Lloyds Banking Group announce profit surge to £1.9bn as UK's biggest mortgage lender benefits from higher borrowing costs
Lloyds Banking Group, which controls Halifax and Bank of Scotland, has reported a surge in profits to £1.9bn as higher borrowing costs put customers under pressure
Finance giant Lloyds Banking Group has announced that profits have surged even higher to £1.9billion as the UK's biggest mortgage lender benefits from higher borrowing costs.
The Halifax and Bank of Scotland owner reported a pre-tax profit of £1.9bn for the three month to September. This is more than three times the revised amount from last year of £576million. It is also slightly ahead of analysts' expectations.

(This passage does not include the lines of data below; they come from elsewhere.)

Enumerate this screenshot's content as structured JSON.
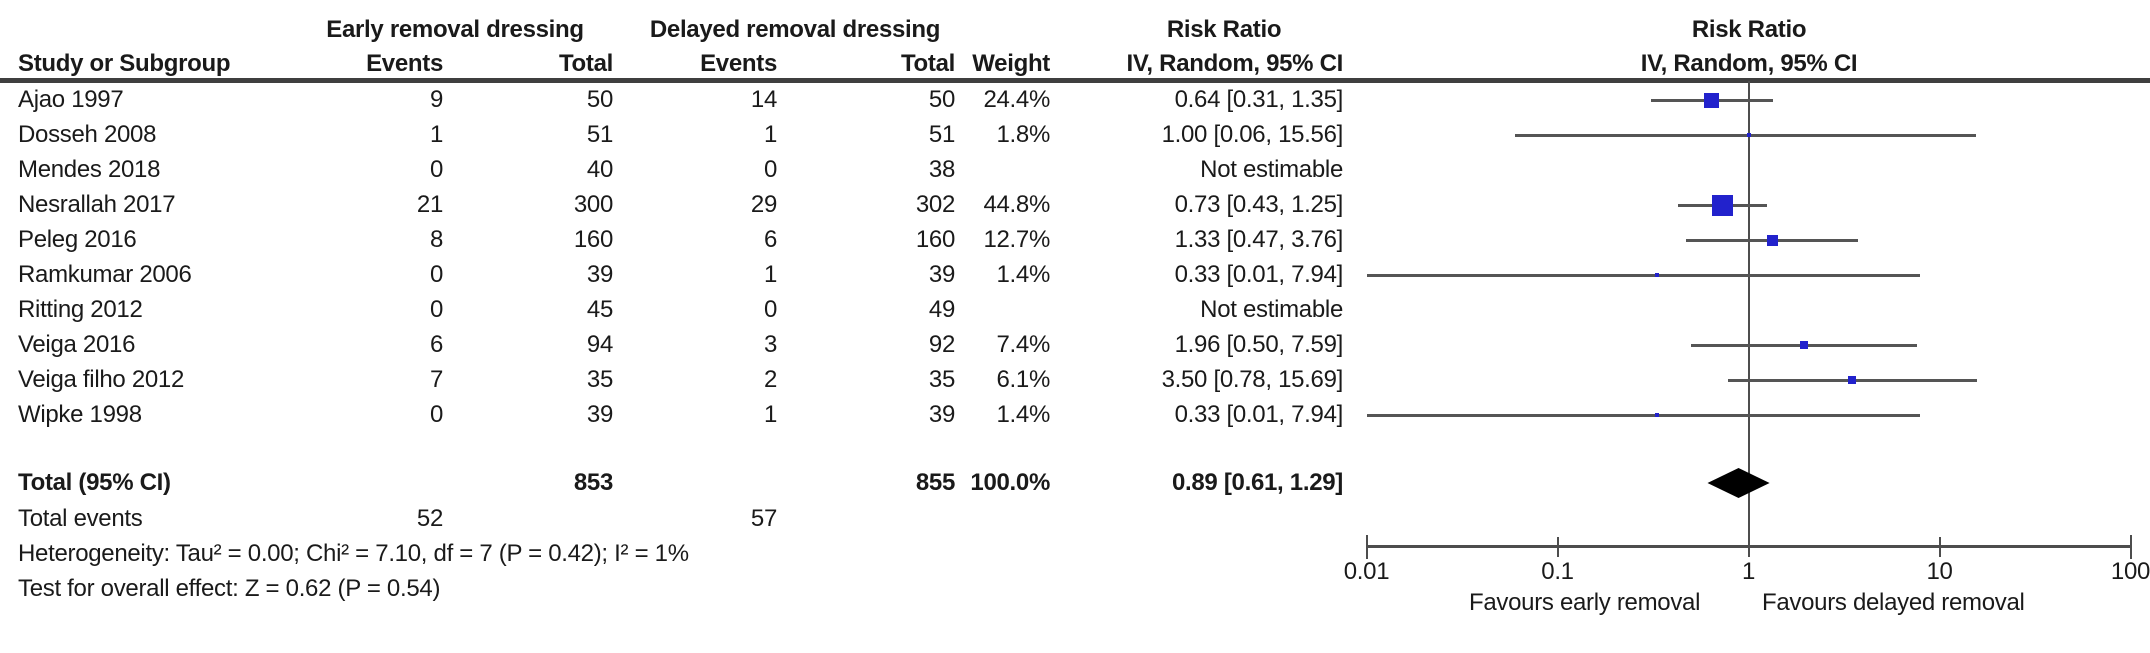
{
  "header": {
    "study": "Study or Subgroup",
    "group_early": "Early removal dressing",
    "group_delayed": "Delayed removal dressing",
    "events": "Events",
    "total": "Total",
    "weight": "Weight",
    "risk_ratio": "Risk Ratio",
    "method": "IV, Random, 95% CI"
  },
  "chart_data": {
    "type": "forest",
    "effect_measure": "Risk Ratio",
    "model": "IV, Random, 95% CI",
    "x_scale": "log10",
    "x_ticks": [
      0.01,
      0.1,
      1,
      10,
      100
    ],
    "null_line": 1,
    "favours_left": "Favours early removal",
    "favours_right": "Favours delayed removal",
    "studies": [
      {
        "name": "Ajao 1997",
        "events_early": "9",
        "total_early": "50",
        "events_delayed": "14",
        "total_delayed": "50",
        "weight": "24.4%",
        "weight_pct": 24.4,
        "ci_text": "0.64 [0.31, 1.35]",
        "rr": 0.64,
        "lo": 0.31,
        "hi": 1.35,
        "estimable": true
      },
      {
        "name": "Dosseh 2008",
        "events_early": "1",
        "total_early": "51",
        "events_delayed": "1",
        "total_delayed": "51",
        "weight": "1.8%",
        "weight_pct": 1.8,
        "ci_text": "1.00 [0.06, 15.56]",
        "rr": 1.0,
        "lo": 0.06,
        "hi": 15.56,
        "estimable": true
      },
      {
        "name": "Mendes 2018",
        "events_early": "0",
        "total_early": "40",
        "events_delayed": "0",
        "total_delayed": "38",
        "weight": "",
        "weight_pct": null,
        "ci_text": "Not estimable",
        "rr": null,
        "lo": null,
        "hi": null,
        "estimable": false
      },
      {
        "name": "Nesrallah 2017",
        "events_early": "21",
        "total_early": "300",
        "events_delayed": "29",
        "total_delayed": "302",
        "weight": "44.8%",
        "weight_pct": 44.8,
        "ci_text": "0.73 [0.43, 1.25]",
        "rr": 0.73,
        "lo": 0.43,
        "hi": 1.25,
        "estimable": true
      },
      {
        "name": "Peleg 2016",
        "events_early": "8",
        "total_early": "160",
        "events_delayed": "6",
        "total_delayed": "160",
        "weight": "12.7%",
        "weight_pct": 12.7,
        "ci_text": "1.33 [0.47, 3.76]",
        "rr": 1.33,
        "lo": 0.47,
        "hi": 3.76,
        "estimable": true
      },
      {
        "name": "Ramkumar 2006",
        "events_early": "0",
        "total_early": "39",
        "events_delayed": "1",
        "total_delayed": "39",
        "weight": "1.4%",
        "weight_pct": 1.4,
        "ci_text": "0.33 [0.01, 7.94]",
        "rr": 0.33,
        "lo": 0.01,
        "hi": 7.94,
        "estimable": true
      },
      {
        "name": "Ritting 2012",
        "events_early": "0",
        "total_early": "45",
        "events_delayed": "0",
        "total_delayed": "49",
        "weight": "",
        "weight_pct": null,
        "ci_text": "Not estimable",
        "rr": null,
        "lo": null,
        "hi": null,
        "estimable": false
      },
      {
        "name": "Veiga 2016",
        "events_early": "6",
        "total_early": "94",
        "events_delayed": "3",
        "total_delayed": "92",
        "weight": "7.4%",
        "weight_pct": 7.4,
        "ci_text": "1.96 [0.50, 7.59]",
        "rr": 1.96,
        "lo": 0.5,
        "hi": 7.59,
        "estimable": true
      },
      {
        "name": "Veiga filho 2012",
        "events_early": "7",
        "total_early": "35",
        "events_delayed": "2",
        "total_delayed": "35",
        "weight": "6.1%",
        "weight_pct": 6.1,
        "ci_text": "3.50 [0.78, 15.69]",
        "rr": 3.5,
        "lo": 0.78,
        "hi": 15.69,
        "estimable": true
      },
      {
        "name": "Wipke 1998",
        "events_early": "0",
        "total_early": "39",
        "events_delayed": "1",
        "total_delayed": "39",
        "weight": "1.4%",
        "weight_pct": 1.4,
        "ci_text": "0.33 [0.01, 7.94]",
        "rr": 0.33,
        "lo": 0.01,
        "hi": 7.94,
        "estimable": true
      }
    ],
    "total_row": {
      "label": "Total (95% CI)",
      "total_early": "853",
      "total_delayed": "855",
      "weight": "100.0%",
      "ci_text": "0.89 [0.61, 1.29]",
      "rr": 0.89,
      "lo": 0.61,
      "hi": 1.29
    },
    "total_events": {
      "label": "Total events",
      "early": "52",
      "delayed": "57"
    },
    "heterogeneity": "Heterogeneity: Tau² = 0.00; Chi² = 7.10, df = 7 (P = 0.42); I² = 1%",
    "overall_effect": "Test for overall effect: Z = 0.62 (P = 0.54)",
    "colors": {
      "marker": "#2222cc",
      "ci_line": "#555555",
      "axis": "#4d4d4d",
      "diamond": "#000000",
      "text": "#1a1a1a"
    }
  }
}
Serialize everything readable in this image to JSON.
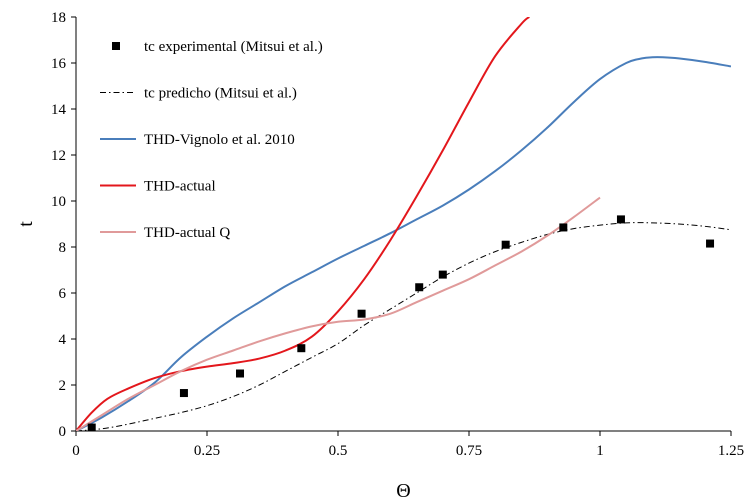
{
  "chart_data": {
    "type": "line",
    "title": "",
    "xlabel": "Θ",
    "ylabel": "t",
    "xlim": [
      0,
      1.25
    ],
    "ylim": [
      0,
      18
    ],
    "x_ticks": [
      "0",
      "0.25",
      "0.5",
      "0.75",
      "1",
      "1.25"
    ],
    "x_tick_values": [
      0,
      0.25,
      0.5,
      0.75,
      1,
      1.25
    ],
    "y_ticks": [
      "0",
      "2",
      "4",
      "6",
      "8",
      "10",
      "12",
      "14",
      "16",
      "18"
    ],
    "y_tick_values": [
      0,
      2,
      4,
      6,
      8,
      10,
      12,
      14,
      16,
      18
    ],
    "grid": false,
    "legend_position": "top-left",
    "series": [
      {
        "name": "tc experimental (Mitsui et al.)",
        "kind": "markers",
        "marker": "square",
        "color": "#000000",
        "x": [
          0.03,
          0.206,
          0.313,
          0.43,
          0.545,
          0.655,
          0.7,
          0.82,
          0.93,
          1.04,
          1.21
        ],
        "y": [
          0.15,
          1.65,
          2.5,
          3.6,
          5.1,
          6.25,
          6.8,
          8.1,
          8.85,
          9.2,
          8.15
        ]
      },
      {
        "name": "tc predicho (Mitsui et al.)",
        "kind": "line",
        "dash": "dashdot",
        "color": "#000000",
        "x": [
          0,
          0.05,
          0.1,
          0.15,
          0.2,
          0.25,
          0.3,
          0.35,
          0.4,
          0.45,
          0.5,
          0.55,
          0.6,
          0.65,
          0.7,
          0.75,
          0.8,
          0.85,
          0.9,
          0.95,
          1.0,
          1.05,
          1.1,
          1.15,
          1.2,
          1.25
        ],
        "y": [
          0,
          0.1,
          0.3,
          0.55,
          0.8,
          1.1,
          1.5,
          2.0,
          2.6,
          3.2,
          3.8,
          4.6,
          5.3,
          6.0,
          6.7,
          7.3,
          7.8,
          8.2,
          8.55,
          8.8,
          8.95,
          9.05,
          9.05,
          9.0,
          8.9,
          8.75
        ]
      },
      {
        "name": "THD-Vignolo et al. 2010",
        "kind": "line",
        "color": "#4a7ebb",
        "x": [
          0,
          0.05,
          0.1,
          0.15,
          0.2,
          0.25,
          0.3,
          0.35,
          0.4,
          0.45,
          0.5,
          0.55,
          0.6,
          0.65,
          0.7,
          0.75,
          0.8,
          0.85,
          0.9,
          0.95,
          1.0,
          1.05,
          1.08,
          1.1,
          1.12,
          1.15,
          1.2,
          1.25
        ],
        "y": [
          0,
          0.6,
          1.3,
          2.1,
          3.2,
          4.1,
          4.9,
          5.6,
          6.3,
          6.9,
          7.5,
          8.05,
          8.6,
          9.2,
          9.8,
          10.5,
          11.3,
          12.2,
          13.2,
          14.3,
          15.3,
          16.0,
          16.2,
          16.25,
          16.25,
          16.2,
          16.05,
          15.85
        ]
      },
      {
        "name": "THD-actual",
        "kind": "line",
        "color": "#e3171c",
        "x": [
          0,
          0.03,
          0.06,
          0.1,
          0.15,
          0.2,
          0.25,
          0.3,
          0.35,
          0.4,
          0.45,
          0.5,
          0.55,
          0.6,
          0.65,
          0.7,
          0.75,
          0.8,
          0.85,
          0.865
        ],
        "y": [
          0,
          0.8,
          1.4,
          1.85,
          2.3,
          2.6,
          2.8,
          2.95,
          3.15,
          3.5,
          4.1,
          5.2,
          6.6,
          8.3,
          10.2,
          12.2,
          14.3,
          16.3,
          17.7,
          18
        ]
      },
      {
        "name": "THD-actual Q",
        "kind": "line",
        "color": "#e09a9a",
        "x": [
          0,
          0.05,
          0.1,
          0.15,
          0.2,
          0.25,
          0.3,
          0.35,
          0.4,
          0.45,
          0.5,
          0.55,
          0.6,
          0.65,
          0.7,
          0.75,
          0.8,
          0.85,
          0.9,
          0.95,
          1.0
        ],
        "y": [
          0,
          0.7,
          1.4,
          2.0,
          2.6,
          3.1,
          3.5,
          3.9,
          4.25,
          4.55,
          4.75,
          4.85,
          5.1,
          5.6,
          6.1,
          6.6,
          7.2,
          7.8,
          8.5,
          9.3,
          10.15
        ]
      }
    ]
  }
}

The mortgage lender took in £3.4bn of net interest income. This is the difference between what is paid out for deposits and what has been generated from loans. This again was up year-on-year. Mortgage customers have experienced crippling rates over the past year, with the interest rate of 5.25% pushing up the cost of borrowing. However, Lloyds has said that there has been little sign that customers are struggling with payments, with arrears stable and defaults in loan payment down.

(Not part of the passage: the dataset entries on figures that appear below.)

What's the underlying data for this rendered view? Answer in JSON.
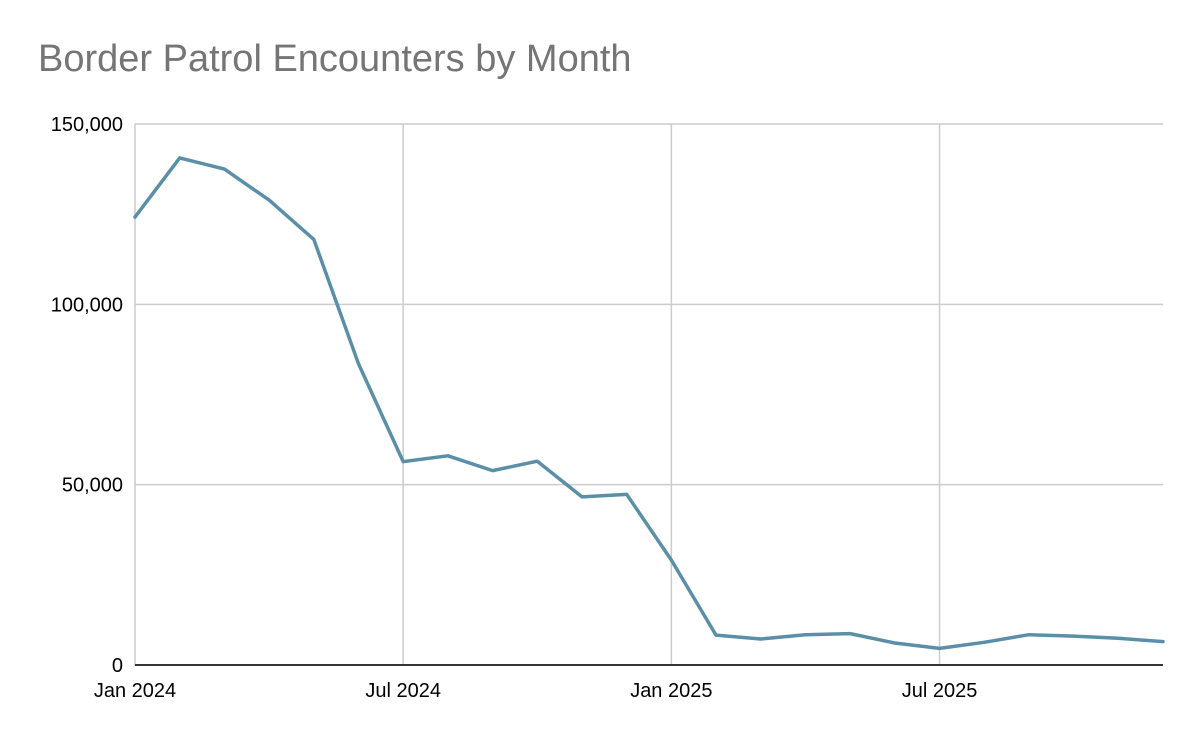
{
  "chart_data": {
    "type": "line",
    "title": "Border Patrol Encounters by Month",
    "xlabel": "",
    "ylabel": "",
    "x": [
      "2024-01",
      "2024-02",
      "2024-03",
      "2024-04",
      "2024-05",
      "2024-06",
      "2024-07",
      "2024-08",
      "2024-09",
      "2024-10",
      "2024-11",
      "2024-12",
      "2025-01",
      "2025-02",
      "2025-03",
      "2025-04",
      "2025-05",
      "2025-06",
      "2025-07",
      "2025-08",
      "2025-09",
      "2025-10",
      "2025-11",
      "2025-12"
    ],
    "series": [
      {
        "values": [
          124200,
          140600,
          137500,
          128900,
          118000,
          83500,
          56400,
          58000,
          53900,
          56500,
          46600,
          47300,
          29100,
          8300,
          7200,
          8400,
          8700,
          6100,
          4600,
          6300,
          8400,
          8000,
          7400,
          6500
        ]
      }
    ],
    "xlim": [
      "2024-01",
      "2025-12"
    ],
    "ylim": [
      0,
      150000
    ],
    "x_ticks": [
      {
        "x": "2024-01",
        "label": "Jan 2024"
      },
      {
        "x": "2024-07",
        "label": "Jul 2024"
      },
      {
        "x": "2025-01",
        "label": "Jan 2025"
      },
      {
        "x": "2025-07",
        "label": "Jul 2025"
      }
    ],
    "y_ticks": [
      {
        "value": 0,
        "label": "0"
      },
      {
        "value": 50000,
        "label": "50,000"
      },
      {
        "value": 100000,
        "label": "100,000"
      },
      {
        "value": 150000,
        "label": "150,000"
      }
    ],
    "grid": true,
    "legend": "none",
    "colors": {
      "line": "#5b8fa8",
      "grid": "#cccccc",
      "axis": "#333333",
      "title": "#757575"
    }
  }
}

Loan balances also grew to £1.4bn over the past year, while lending overall fell by £2.8bn from January 2023 to September 2023. According to the Lloyds, despite pressure on households with the cost of living, high inflation rates and high interest rates, household spending has increased in recent months.
William Chalmers, Lloyds’ chief financial officer, said: “You can see some pretty consistent and reasonable spend increases – it’s interesting, in our base, that is strongly in both travel and entertainment, as examples. So, not just the staples, but also customers choosing to spend money on discretionary uses too. I think it’s safe to say that, as a general matter, customers are adjusting to the times that we’re in.”
Chalmers added that more customers were also putting money into their savings, to take advantage of the higher interest rates. Around £3.9bn was put into savings, with £3.2bn of this coming directly from current accounts.
Charlie Nunn, the group chief executive of Lloyds, said: “Guided by our purpose, we remain focused on supporting our customers and helping them navigate the uncertain economic environment. The group continues to perform well. Robust financial performance and strong capital generation in the first nine months of the year was driven by net income growth, cost discipline and resilient asset quality. This performance allows us to reaffirm our 2023 guidance.”
The announcement comes after competitor Barclays saw its share price fall. The bank had cut its forecast for the net interest margin and announced a 6% decrease in UK deposits, owing to greater competition on the market.